L’imprimeur du roi était responsable de l’impression des proclamations, des discours, des textes de loi et des commissions, mais sa tâche consistait surtout à publier le journal officiel, l’Upper Canada Gazette. Dès 1795, Simcoe avait encouragé Gideon Tiffany à « imprimer toutes les nouvelles » et à mettre son journal au service de la vérité. Le lieutenant-gouverneur ajoutait qu’il préférait voir Tiffany imprimer, « si cela [paraissait] vrai, [ce] qui [était] le plus favorable au gouvernement britannique ». L’année suivante, il interdisait à Tiffany d’acheter le papier, selon son habitude, à Albany plutôt qu’à Montréal, et il lui ordonna de s’adresser à Peter Russell, membre du Conseil exécutif, au marchand Robert Hamilton, de Niagara, et à l’arpenteur général David William Smith*, pour obtenir de l’aide « quant aux sujets » à traiter dans le journal. Simcoe avait décidé de transférer la capitale à York (Toronto), et il prévint Tiffany qu’il serait « risqué de demeurer à Niagara ». Le 5 juillet 1797, Gideon Tiffany cessait d’être l’imprimeur du roi et, le 20 septembre, Titus Geer Simons l’avait remplacé. Silvester Tiffany continua d’être l’adjoint de Simons jusqu’au 1er mai 1798. Au mois de septembre suivant, le journal fut transféré à York.

L’inquiétude des autorités au sujet du contenu politique de la Gazette de Gideon Tiffany transparaît dans une lettre de Simcoe, écrite en 1795. Mais, en février 1798, Silvester Tiffany avait carrément transformé cette inquiétude en hostilité. Le juge en chef John Elmsley, qui voyait d’un œil sévère les « républicains sans principes et sans attaches » de la province, demanda que Simons fût relevé de ses fonctions d’imprimeur du roi, parce que « les Tiffany [étaient] les vrais dirigeants » de la Gazette.
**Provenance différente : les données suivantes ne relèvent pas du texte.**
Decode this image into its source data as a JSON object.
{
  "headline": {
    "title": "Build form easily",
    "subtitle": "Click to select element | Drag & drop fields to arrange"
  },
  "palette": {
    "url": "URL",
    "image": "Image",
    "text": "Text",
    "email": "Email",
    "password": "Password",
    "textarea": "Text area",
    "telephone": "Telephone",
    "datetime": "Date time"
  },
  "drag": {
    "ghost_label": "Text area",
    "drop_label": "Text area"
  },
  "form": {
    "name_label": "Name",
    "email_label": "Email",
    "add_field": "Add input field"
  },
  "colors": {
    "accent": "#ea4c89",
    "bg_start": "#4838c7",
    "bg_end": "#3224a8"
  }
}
Les imprimeurs avaient omis de mentionner dans le journal un événement aussi important, par exemple, que le discours du roi devant le Parlement, « tandis que la moindre bagatelle concernant les maudits États [faisait] les manchettes ». Le mois suivant, Elmsley annonça à Smith que les Tiffany avaient « l’intention de créer un journal voué à la dissémination du savoir dans le domaine politique ». Le 30 avril, Silvester Tiffany écrivait à Russell au sujet d’« une poursuite [...] qui devait être instituée contre [lui] ». Apparemment, le juge en chef avait envisagé la possibilité d’accuser Tiffany de trahison ou de conduite séditieuse, et celui-ci insista pour qu’on ouvrît une enquête. L’adjoint à l’imprimeur du roi était heureux de la notoriété que lui valait cette affaire : « La popularité est mon but et [elle est dans mon] intérêt [...] Je ne peux pas désirer que tout cela s’apaise. » Se disant « l’imprimeur du peuple », Tiffany croyait que l’intérêt de ce dernier était « inséparable » de celui du roi, mais il avertit Russell qu’il lui était impossible, dans sa position, de réconcilier « les esprits de plusieurs avec les mesures [d’alors] ». Il ajoutait « seule l’entreprise que je propose peut réaliser cette réconciliation ».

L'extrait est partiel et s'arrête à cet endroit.